Mascot for #DevilDiss
Mascot for #DevilDiss

Sunday, February 14, 2010

Response to Henry Ansgar Kelly “Satan the Old Enemy: A Cosmic J. Edgar Hoover” (1990)

Henry Ansgar Kelly argues in “Satan the Old Enemy: A Cosmic J. Edgar Hoover” (1990) that the mythos of Satan as rebelling against God before creation does not have biblical sources, but rather is based on the work of Origen and that Neil Forsyth has misread Kelly’s work on the subject. Kelly constructs his argument by stating that the above statement is his greatest contribution to demonology, points out what Forsyth misunderstood, what he believes to be the flaws in Forsyth’s arguments and concludes with stating his intention is to “purify Christian doctrine by eliminating belief in the devil as an essential dogma” (83). Kelly’s purpose appears to be pointing out all the myriad ways that Forsyth has misunderstood Kelly’s work in order to show that Forsyth is not the expert on the origins of Satan that he purports to be. The intended audience is one that is intimately familiar with Forsyth’s work, and with Kelly’s work both as a Jesuit and a folklore scholar.

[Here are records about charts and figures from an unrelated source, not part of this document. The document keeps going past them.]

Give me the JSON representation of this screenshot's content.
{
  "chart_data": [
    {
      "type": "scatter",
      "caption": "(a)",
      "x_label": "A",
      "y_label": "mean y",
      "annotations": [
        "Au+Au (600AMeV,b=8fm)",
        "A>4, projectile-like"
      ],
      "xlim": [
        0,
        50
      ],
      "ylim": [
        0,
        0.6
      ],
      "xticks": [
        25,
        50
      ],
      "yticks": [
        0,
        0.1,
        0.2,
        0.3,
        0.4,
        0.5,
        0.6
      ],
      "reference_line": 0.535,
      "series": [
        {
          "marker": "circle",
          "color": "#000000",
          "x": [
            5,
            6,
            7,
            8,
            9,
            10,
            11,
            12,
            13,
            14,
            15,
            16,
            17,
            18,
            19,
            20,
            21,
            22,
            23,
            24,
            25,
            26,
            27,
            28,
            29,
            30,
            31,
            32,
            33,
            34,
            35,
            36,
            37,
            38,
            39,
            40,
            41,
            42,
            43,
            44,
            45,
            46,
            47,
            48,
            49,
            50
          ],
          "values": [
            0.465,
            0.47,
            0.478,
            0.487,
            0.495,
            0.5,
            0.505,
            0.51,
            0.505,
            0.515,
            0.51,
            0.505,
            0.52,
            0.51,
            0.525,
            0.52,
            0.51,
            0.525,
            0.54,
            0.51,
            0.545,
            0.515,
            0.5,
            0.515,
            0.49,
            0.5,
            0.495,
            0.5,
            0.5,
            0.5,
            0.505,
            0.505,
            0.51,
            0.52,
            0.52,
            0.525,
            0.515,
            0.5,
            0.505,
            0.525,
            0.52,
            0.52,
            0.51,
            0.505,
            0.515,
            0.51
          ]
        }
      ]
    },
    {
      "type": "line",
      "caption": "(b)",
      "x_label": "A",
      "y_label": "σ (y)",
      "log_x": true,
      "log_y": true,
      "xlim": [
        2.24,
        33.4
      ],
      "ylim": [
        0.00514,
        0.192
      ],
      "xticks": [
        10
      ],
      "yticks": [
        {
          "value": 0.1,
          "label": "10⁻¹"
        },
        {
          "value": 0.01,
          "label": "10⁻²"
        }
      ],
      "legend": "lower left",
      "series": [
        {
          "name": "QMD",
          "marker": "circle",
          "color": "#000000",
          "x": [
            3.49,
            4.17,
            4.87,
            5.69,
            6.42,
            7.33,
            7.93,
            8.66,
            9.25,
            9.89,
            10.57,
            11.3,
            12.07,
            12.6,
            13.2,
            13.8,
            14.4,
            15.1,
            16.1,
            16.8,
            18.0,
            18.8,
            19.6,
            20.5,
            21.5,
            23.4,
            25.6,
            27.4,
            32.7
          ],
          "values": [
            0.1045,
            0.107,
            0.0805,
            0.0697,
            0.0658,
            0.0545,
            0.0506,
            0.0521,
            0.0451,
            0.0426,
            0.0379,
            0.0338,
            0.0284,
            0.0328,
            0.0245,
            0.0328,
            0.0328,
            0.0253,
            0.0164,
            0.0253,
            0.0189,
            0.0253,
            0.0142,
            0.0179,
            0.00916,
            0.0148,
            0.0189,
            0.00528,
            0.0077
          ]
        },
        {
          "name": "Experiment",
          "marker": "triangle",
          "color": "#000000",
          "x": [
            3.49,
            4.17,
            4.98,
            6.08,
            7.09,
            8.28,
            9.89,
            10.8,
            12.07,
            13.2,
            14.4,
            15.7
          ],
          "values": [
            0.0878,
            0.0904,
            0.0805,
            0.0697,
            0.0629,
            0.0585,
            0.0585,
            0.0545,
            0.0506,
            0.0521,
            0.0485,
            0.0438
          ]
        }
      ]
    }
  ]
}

Kelly’s argument that the first origin of what most people think of as the character of Satan, is not one I had heard before and many of the sources he cites would contribute to my topic. The fact that Kelly approaches the topic as a folklorist is interesting and opens other avenues of research for me, as I had been looking at the character of Satan through major literary works that led up to Milton. Also, his historical knowledge within the different religious texts points out places to look for more specific textual evidence, as well as what texts can be avoided. As a whole, this is an excellent source for my project even though I don’t agree with his approach.

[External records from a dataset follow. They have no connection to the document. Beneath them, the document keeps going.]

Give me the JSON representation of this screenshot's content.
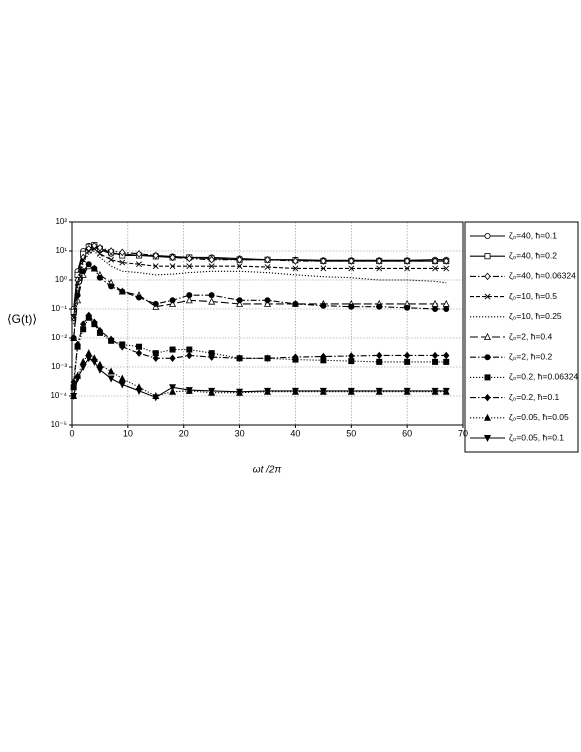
{
  "chart_data": {
    "type": "line",
    "xlabel": "ωt /2π",
    "ylabel": "⟨G(t)⟩",
    "log_y": true,
    "grid": true,
    "legend": "right",
    "xlim": [
      0,
      70
    ],
    "xticks": [
      0,
      10,
      20,
      30,
      40,
      50,
      60,
      70
    ],
    "ylim": [
      1e-05,
      100
    ],
    "yticks": [
      {
        "value": 1e-05,
        "label": "10⁻⁵"
      },
      {
        "value": 0.0001,
        "label": "10⁻⁴"
      },
      {
        "value": 0.001,
        "label": "10⁻³"
      },
      {
        "value": 0.01,
        "label": "10⁻²"
      },
      {
        "value": 0.1,
        "label": "10⁻¹"
      },
      {
        "value": 1,
        "label": "10⁰"
      },
      {
        "value": 10,
        "label": "10¹"
      },
      {
        "value": 100,
        "label": "10²"
      }
    ],
    "x": [
      0.3,
      1,
      2,
      3,
      4,
      5,
      7,
      9,
      12,
      15,
      18,
      21,
      25,
      30,
      35,
      40,
      45,
      50,
      55,
      60,
      65,
      67
    ],
    "series": [
      {
        "name": "ζ₀=40, ħ=0.1",
        "color": "#000",
        "style": "solid",
        "marker": "circle-open",
        "values": [
          0.1,
          2,
          10,
          15,
          14,
          11,
          8,
          8,
          7,
          7,
          6.5,
          6,
          6,
          5.5,
          5,
          5,
          4.8,
          4.8,
          4.8,
          4.8,
          5,
          5
        ]
      },
      {
        "name": "ζ₀=40, ħ=0.2",
        "color": "#000",
        "style": "solid",
        "marker": "square-open",
        "values": [
          0.08,
          1.5,
          8,
          14,
          16,
          12,
          9,
          7,
          7,
          6.5,
          6,
          6,
          5.5,
          5,
          5,
          4.8,
          4.5,
          4.5,
          4.5,
          4.5,
          4.5,
          4.5
        ]
      },
      {
        "name": "ζ₀=40, ħ=0.06324",
        "color": "#000",
        "style": "dashdot",
        "marker": "diamond-open",
        "values": [
          0.05,
          1,
          6,
          12,
          15,
          13,
          10,
          9,
          8,
          7,
          6,
          5.5,
          5,
          5,
          5,
          4.5,
          4.5,
          4.5,
          4.5,
          4.5,
          4.5,
          4.5
        ]
      },
      {
        "name": "ζ₀=10, ħ=0.5",
        "color": "#000",
        "style": "dashed",
        "marker": "x",
        "values": [
          0.05,
          0.8,
          5,
          10,
          12,
          8,
          5,
          4,
          3.5,
          3,
          3,
          3,
          3,
          3,
          2.8,
          2.5,
          2.5,
          2.5,
          2.5,
          2.5,
          2.5,
          2.5
        ]
      },
      {
        "name": "ζ₀=10, ħ=0.25",
        "color": "#000",
        "style": "dotted",
        "marker": "none",
        "values": [
          0.03,
          0.5,
          4,
          8,
          10,
          6,
          3,
          2,
          1.8,
          1.5,
          1.6,
          1.8,
          2,
          2,
          1.8,
          1.5,
          1.3,
          1.2,
          1,
          1,
          0.9,
          0.8
        ]
      },
      {
        "name": "ζ₀=2, ħ=0.4",
        "color": "#000",
        "style": "longdash",
        "marker": "triangle-open",
        "values": [
          0.01,
          0.2,
          1.5,
          3,
          2.5,
          1.5,
          0.8,
          0.4,
          0.3,
          0.12,
          0.15,
          0.2,
          0.18,
          0.15,
          0.15,
          0.15,
          0.15,
          0.15,
          0.15,
          0.15,
          0.15,
          0.15
        ]
      },
      {
        "name": "ζ₀=2, ħ=0.2",
        "color": "#000",
        "style": "dashdot",
        "marker": "circle",
        "values": [
          0.01,
          0.3,
          2,
          3.5,
          2.5,
          1.2,
          0.6,
          0.4,
          0.25,
          0.15,
          0.2,
          0.3,
          0.3,
          0.2,
          0.2,
          0.15,
          0.13,
          0.12,
          0.12,
          0.11,
          0.1,
          0.1
        ]
      },
      {
        "name": "ζ₀=0.2, ħ=0.06324",
        "color": "#000",
        "style": "dotted",
        "marker": "square",
        "values": [
          0.0002,
          0.005,
          0.02,
          0.05,
          0.03,
          0.015,
          0.008,
          0.006,
          0.005,
          0.003,
          0.004,
          0.004,
          0.003,
          0.002,
          0.002,
          0.0018,
          0.0017,
          0.0016,
          0.0015,
          0.0015,
          0.0015,
          0.0015
        ]
      },
      {
        "name": "ζ₀=0.2, ħ=0.1",
        "color": "#000",
        "style": "dashdot",
        "marker": "diamond",
        "values": [
          0.0003,
          0.006,
          0.03,
          0.06,
          0.035,
          0.018,
          0.009,
          0.005,
          0.003,
          0.002,
          0.002,
          0.0025,
          0.0022,
          0.002,
          0.002,
          0.0022,
          0.0023,
          0.0024,
          0.0025,
          0.0025,
          0.0025,
          0.0025
        ]
      },
      {
        "name": "ζ₀=0.05, ħ=0.05",
        "color": "#000",
        "style": "dotted",
        "marker": "triangle",
        "values": [
          0.0001,
          0.0005,
          0.0015,
          0.003,
          0.002,
          0.0012,
          0.0007,
          0.0004,
          0.0002,
          0.0001,
          0.00014,
          0.00015,
          0.00013,
          0.00013,
          0.00014,
          0.00014,
          0.00014,
          0.00014,
          0.00014,
          0.00014,
          0.00014,
          0.00014
        ]
      },
      {
        "name": "ζ₀=0.05, ħ=0.1",
        "color": "#000",
        "style": "solid",
        "marker": "triangle-down",
        "values": [
          0.0001,
          0.0004,
          0.001,
          0.002,
          0.0015,
          0.0008,
          0.0004,
          0.00025,
          0.00015,
          9e-05,
          0.0002,
          0.00016,
          0.00015,
          0.00014,
          0.00015,
          0.00015,
          0.00015,
          0.00015,
          0.00015,
          0.00015,
          0.00015,
          0.00015
        ]
      }
    ]
  }
}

However, Kelly’s argument seems buried beneath his desire to prove that he is smarter than Forsyth. This article is unique in that it is in response to Forsyth’s review of Kelly’s work. Kelly opens by coming to terms with what Forsyth said and then immediately begins to counter Forsyth’s argument by pointing out the gaps. Kelly forwards several other scholars in creating his own argument, and usually uses it as a way in, but always returns to countering Forsyth’s argument. He does it in both the structure of his argument, and his phrasing, using words such as “misunderstood” (77), and “misread” (80). Kelly goes so far as to say that he did not say certain things and that Forsyth “came to my essay late” (79). In the end, the argument that Kelly makes is a very interesting one however, the tone he takes when responding to Forsyth’s criticism turns the audience off from his meaning.